Our latest poll asked “how much structural information do
you need to begin optimizing a fragment?” Over the past few weeks we received
143 responses, and the results are shown here.
Just over a third of you said that you wouldn’t work on a
project without a crystal structure, while nearly a quarter said you’d settle
for an NMR-based model. In other words, more than half of you demanded fairly
detailed structural data to embark on a fragment optimization campaign.

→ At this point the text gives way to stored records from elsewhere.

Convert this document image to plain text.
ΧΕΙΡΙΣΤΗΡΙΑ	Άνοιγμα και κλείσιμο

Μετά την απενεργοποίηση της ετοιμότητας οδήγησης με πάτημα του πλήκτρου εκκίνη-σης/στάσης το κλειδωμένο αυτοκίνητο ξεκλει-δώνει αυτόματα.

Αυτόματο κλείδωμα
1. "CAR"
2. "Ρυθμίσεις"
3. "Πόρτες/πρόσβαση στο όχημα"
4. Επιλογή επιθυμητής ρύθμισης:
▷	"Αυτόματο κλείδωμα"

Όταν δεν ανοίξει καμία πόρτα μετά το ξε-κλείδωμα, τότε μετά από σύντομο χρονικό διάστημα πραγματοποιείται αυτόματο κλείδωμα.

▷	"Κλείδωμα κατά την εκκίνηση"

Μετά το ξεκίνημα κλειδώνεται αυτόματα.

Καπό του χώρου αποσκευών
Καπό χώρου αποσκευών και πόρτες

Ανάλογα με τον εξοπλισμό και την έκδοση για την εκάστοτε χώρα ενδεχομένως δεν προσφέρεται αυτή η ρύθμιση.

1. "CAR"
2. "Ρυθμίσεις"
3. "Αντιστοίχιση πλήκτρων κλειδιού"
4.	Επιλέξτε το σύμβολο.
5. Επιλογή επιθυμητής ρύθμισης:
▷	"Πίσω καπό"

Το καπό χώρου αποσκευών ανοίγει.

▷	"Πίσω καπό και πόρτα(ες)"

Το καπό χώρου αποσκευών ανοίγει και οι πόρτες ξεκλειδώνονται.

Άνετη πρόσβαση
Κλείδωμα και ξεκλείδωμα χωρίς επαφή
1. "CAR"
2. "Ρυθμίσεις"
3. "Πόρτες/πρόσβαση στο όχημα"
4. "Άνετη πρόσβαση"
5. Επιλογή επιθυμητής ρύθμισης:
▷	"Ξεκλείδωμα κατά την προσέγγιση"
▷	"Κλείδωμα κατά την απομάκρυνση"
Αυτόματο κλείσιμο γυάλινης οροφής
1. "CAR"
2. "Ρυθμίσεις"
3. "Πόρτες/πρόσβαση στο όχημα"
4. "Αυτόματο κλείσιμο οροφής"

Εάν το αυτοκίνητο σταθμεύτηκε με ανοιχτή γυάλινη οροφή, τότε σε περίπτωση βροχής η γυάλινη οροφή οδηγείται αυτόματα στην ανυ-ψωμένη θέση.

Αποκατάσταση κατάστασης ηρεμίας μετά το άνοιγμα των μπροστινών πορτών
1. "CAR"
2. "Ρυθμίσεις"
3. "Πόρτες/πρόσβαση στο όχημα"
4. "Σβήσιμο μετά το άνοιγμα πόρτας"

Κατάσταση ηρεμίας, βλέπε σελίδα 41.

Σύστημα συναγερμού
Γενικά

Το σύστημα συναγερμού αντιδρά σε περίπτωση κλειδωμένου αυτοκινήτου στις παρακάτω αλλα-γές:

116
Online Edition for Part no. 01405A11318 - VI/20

But consistent with continuing improvements in modeling,
almost a fifth said that a computational model would be just fine.
And perhaps most surprisingly, fully one quarter of you said
that SAR alone would be sufficient to begin optimizing a fragment. Presumably
this is driven at least somewhat by internal successes, and I look forward to
seeing these disclosed in meetings and publications.
All of these approaches are rapidly developing, and it will be
fun to revisit this poll in a few years to see whether crystallography
maintains its lead, or whether lower resolution methods gain dominance.
In the meantime, are there other topics you’d like to see
polled?
How about before hit optimization?
ReplyDeleteThis might have been polled, but I'd like to see how people stick to the so-called "rule-of-three" when assembling fragments for their library.
Practically, would you also start with fragments with sub-optimal aqueous solubility? This may depend on the size of the fragment, but I found for smaller fragments (MW ~ 200 or less), a solubility of 1 mM (with 1% DMSO in PBS) is usually not sufficient for functional assays since they often bind very weakly to the target.